GNOME Bugzilla – Bug 154827
g_child_watch_add doesn't work if target process has already become zombie
Last modified: 2011-02-18 16:09:33 UTC
g_child_watch_add doesn't work if the child process being monitored terminates too quickly. Or maybe this could be 'if the process no longer exists'. I don't know exactly in which order the events occur... I have a test case ;-)
Created attachment 32368 [details] test case The test case demonstrates what happens: some time the notification occurs, sometimes it doesn't. If I change the program to {"/bin/sleep", "1", NULL}, then it always works.
My tests in pygtk are telling me that the problem is not directly the speed of termination of the child process. I did a test (sorry, in pygtk, no C code) where the child sleeps 1 second before quitting, and the parent waits 2 seconds before calling g_child_watch_add. In this case the callback is never called. Conclusion: g_child_watch_add doesn't work if the target process no longer exists. It is imperative that we fix this, otherwise the API is almost useless.
Without looking at glib code, I think the following pseudo-code should solve the problem without race conditions: g_child_watch_add(pid, cb, data): 1. src = setup_child_watch_notifier(pid, cb, data) 2. pid1 = waitpid(pid, NULL, WNOHANG) 3. if (pid1 == pid): /* child exited */ destroy_child_watch_notifier(src) cb(data)

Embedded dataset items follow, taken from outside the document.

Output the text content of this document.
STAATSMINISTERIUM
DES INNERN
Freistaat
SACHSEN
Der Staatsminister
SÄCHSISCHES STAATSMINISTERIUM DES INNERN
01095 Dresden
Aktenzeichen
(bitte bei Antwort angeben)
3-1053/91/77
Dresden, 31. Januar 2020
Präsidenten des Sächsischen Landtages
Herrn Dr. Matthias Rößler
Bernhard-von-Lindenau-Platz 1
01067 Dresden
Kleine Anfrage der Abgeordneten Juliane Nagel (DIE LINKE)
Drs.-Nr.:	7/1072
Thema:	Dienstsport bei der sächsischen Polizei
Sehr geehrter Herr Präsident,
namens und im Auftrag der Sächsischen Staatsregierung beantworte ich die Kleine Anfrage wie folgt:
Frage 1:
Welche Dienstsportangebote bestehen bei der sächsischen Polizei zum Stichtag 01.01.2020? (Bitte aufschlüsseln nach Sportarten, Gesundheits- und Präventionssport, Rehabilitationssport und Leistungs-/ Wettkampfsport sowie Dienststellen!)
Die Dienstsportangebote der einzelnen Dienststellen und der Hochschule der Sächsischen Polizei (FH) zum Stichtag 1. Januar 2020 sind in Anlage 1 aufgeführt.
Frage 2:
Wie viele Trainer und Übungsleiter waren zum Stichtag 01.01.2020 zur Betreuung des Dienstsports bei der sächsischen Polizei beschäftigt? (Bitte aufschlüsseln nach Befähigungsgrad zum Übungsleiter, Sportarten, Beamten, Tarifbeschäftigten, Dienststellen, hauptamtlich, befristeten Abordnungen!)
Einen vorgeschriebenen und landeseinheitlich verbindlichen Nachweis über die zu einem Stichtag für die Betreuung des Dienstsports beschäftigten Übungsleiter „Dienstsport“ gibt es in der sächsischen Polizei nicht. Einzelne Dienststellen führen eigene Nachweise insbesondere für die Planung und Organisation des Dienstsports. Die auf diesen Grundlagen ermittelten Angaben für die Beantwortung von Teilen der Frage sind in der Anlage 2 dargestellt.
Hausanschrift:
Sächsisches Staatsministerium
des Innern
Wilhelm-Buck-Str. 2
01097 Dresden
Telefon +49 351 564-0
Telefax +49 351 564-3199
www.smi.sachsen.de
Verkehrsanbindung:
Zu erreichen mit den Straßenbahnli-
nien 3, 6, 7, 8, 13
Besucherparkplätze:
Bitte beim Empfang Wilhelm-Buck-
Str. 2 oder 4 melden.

I don't understand why the child no lonbger exists in your example ... with DO_NOT_REAP_CHILD you should get a zombie process until the child watch waits for it. You *CANNOT* reliably wait for a process that no longer exists, because the PID may have been reused for a different process. Plus you can no longer get the exit status. I don't think we should try to make GChildWatch work for the case where the child has exited and been reaped.
I did a new test, where the child sleeps 1 second before quitting, and the parent waits 10 seconds before calling g_child_watch_add. I did a "ps x" and saw the child zombie process. The child notification callback is never called.
Created attachment 33252 [details] [review] Patch to fix test case in unix This fixes the problem, on unix. One thing bothers me, though. Notice the commented code: +/* if (g_child_watch_check (source)) */ +/* g_message("Child %i exited", pid); */ In principle, it should be enough to call g_child_watch_check to fix the problem. However, that function has some weird child_watch_count guard that never allows the function to do its work. Perhaps that is the root of the problem...
2004-11-08 Matthias Clasen <mclasen@redhat.com> * glib/gmain.c: Initialize child_watch_count to 1, so that we don't miss the very first child if it exits before we set up the child watch. In that case we had previously source->count == child_watch_count == 0, causing g_child_watch_check() to skip the waitpid() call. (#154827, Gustavo Carneiro) * glib/gmain.c (g_child_watch_source_init_single) (g_child_watch_source_init_multi_threaded): Use sigaction() instead of signal(). (#136867, Jonas Jonsson, patch by Archana Shah)